Where ij is the motion trajectory of the particle, t is the number of iterations, v ij (t) and x ij (t) are the velocity and position of the particle at the t-th iteration, respectively, and c 1 and c 2 are respectively adjusting themselves. The learning factor of the optimal pbest and the global optimal gbest, r 1 and r 2 are random numbers between 0 and 1, and w is the inertia weight of the particle motion;

The interior point method is a method for solving constrained optimization propositions. Whether it is a linear programming proposition or a constrained quadratic programming problem, the interior point method shows excellent performance; the interior point method belongs to the constrained optimization algorithm.
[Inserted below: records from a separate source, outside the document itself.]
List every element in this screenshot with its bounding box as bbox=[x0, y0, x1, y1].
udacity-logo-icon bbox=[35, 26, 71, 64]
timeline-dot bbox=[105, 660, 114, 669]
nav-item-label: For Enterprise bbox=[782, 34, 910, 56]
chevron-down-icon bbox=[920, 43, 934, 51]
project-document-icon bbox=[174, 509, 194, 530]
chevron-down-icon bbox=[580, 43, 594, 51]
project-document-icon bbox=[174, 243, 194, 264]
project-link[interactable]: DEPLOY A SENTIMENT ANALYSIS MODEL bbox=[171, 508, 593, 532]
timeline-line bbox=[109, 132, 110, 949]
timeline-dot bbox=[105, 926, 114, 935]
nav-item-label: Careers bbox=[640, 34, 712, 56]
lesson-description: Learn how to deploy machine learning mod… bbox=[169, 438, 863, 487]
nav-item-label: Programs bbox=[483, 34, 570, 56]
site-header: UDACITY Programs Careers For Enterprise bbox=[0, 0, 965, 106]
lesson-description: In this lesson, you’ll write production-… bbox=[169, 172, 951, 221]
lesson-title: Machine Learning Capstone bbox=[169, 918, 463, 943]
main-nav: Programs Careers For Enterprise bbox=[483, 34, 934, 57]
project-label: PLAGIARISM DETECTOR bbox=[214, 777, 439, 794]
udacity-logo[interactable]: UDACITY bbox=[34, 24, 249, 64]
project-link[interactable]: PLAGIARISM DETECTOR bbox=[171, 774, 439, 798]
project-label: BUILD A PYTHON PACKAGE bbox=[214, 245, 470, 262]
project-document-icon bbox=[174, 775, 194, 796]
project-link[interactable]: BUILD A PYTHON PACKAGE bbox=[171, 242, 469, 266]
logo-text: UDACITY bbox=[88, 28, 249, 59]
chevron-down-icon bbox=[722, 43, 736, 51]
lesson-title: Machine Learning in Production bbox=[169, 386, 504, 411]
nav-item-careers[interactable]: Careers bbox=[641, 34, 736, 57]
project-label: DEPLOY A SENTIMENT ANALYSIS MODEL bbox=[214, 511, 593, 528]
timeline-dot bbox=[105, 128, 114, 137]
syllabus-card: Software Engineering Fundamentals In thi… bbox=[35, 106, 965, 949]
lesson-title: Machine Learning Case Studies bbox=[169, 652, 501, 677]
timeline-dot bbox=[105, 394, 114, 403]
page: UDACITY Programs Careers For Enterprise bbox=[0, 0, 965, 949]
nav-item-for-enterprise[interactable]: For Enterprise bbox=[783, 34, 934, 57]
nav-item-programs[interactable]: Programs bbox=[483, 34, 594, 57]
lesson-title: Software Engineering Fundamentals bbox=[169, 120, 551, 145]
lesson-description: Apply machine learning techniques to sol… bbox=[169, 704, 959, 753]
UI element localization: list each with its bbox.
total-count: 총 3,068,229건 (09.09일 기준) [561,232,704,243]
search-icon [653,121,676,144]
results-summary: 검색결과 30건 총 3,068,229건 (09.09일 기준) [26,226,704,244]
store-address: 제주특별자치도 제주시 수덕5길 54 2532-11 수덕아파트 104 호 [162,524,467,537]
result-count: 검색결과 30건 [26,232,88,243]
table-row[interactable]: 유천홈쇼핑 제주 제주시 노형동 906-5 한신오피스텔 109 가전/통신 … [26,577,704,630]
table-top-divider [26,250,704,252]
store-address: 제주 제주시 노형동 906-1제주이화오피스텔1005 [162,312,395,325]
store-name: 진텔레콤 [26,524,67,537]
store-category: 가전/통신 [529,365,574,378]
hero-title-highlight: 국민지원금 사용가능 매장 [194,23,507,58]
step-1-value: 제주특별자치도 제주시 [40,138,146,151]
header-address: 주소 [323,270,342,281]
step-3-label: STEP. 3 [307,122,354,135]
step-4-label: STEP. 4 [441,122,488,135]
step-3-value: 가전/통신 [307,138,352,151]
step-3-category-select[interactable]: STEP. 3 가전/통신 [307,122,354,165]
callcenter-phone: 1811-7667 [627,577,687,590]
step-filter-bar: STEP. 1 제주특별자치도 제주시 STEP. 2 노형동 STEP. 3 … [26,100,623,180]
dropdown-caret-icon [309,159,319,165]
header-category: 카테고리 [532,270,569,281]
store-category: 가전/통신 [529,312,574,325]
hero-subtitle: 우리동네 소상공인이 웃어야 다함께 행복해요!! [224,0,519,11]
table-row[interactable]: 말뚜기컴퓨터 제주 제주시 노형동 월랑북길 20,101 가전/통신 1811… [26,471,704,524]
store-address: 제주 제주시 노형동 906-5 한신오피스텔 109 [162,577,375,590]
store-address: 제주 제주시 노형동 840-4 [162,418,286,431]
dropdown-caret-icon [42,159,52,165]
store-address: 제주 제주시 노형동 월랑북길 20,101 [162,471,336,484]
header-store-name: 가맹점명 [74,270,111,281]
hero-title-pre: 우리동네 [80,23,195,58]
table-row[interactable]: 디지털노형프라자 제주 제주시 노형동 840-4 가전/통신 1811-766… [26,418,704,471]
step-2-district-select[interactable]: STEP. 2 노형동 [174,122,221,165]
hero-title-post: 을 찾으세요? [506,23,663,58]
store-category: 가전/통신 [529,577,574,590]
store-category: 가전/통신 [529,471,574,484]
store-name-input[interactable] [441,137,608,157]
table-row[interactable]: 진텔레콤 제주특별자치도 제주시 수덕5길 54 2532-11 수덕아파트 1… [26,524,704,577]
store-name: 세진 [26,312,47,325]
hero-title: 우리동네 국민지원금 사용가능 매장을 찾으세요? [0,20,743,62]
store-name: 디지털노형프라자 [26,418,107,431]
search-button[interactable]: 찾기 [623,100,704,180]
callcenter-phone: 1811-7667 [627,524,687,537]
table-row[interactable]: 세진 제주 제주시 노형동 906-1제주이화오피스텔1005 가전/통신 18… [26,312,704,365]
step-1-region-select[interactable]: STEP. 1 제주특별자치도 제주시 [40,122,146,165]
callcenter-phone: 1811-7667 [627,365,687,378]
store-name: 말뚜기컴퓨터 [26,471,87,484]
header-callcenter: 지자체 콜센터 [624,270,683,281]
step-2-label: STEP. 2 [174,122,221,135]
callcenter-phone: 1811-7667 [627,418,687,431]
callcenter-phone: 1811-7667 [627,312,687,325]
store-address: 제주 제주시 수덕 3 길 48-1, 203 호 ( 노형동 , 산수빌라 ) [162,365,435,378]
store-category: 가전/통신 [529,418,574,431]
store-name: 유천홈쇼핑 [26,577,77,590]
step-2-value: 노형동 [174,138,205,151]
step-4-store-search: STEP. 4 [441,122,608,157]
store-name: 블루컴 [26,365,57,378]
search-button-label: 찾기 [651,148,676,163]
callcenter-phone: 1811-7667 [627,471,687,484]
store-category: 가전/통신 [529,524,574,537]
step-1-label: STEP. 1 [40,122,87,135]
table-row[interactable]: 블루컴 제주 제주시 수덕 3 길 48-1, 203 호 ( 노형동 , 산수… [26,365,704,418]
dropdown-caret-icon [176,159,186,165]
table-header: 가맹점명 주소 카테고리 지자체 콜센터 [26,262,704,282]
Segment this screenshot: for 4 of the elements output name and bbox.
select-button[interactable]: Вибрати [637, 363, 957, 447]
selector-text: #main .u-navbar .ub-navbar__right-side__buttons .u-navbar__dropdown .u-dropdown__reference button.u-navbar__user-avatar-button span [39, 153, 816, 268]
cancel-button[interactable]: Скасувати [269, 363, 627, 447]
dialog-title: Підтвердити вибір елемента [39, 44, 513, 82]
The basic idea is to transform the constrained optimization problem into an unconstrained problem by introducing a utility function, and then use the optimization iterative process to continuously update the utility function to make the algorithm converge;

Under the output constraints of each energy supply system, the particle swarm search algorithm is used to search for the optimal unit combination of each energy supply system based on historical data, and the time-point method is used to find the time-sharing that minimizes the micro-grid load loss. The electricity price strategy greatly reduces the amount of calculation and promotes optimization efficiency.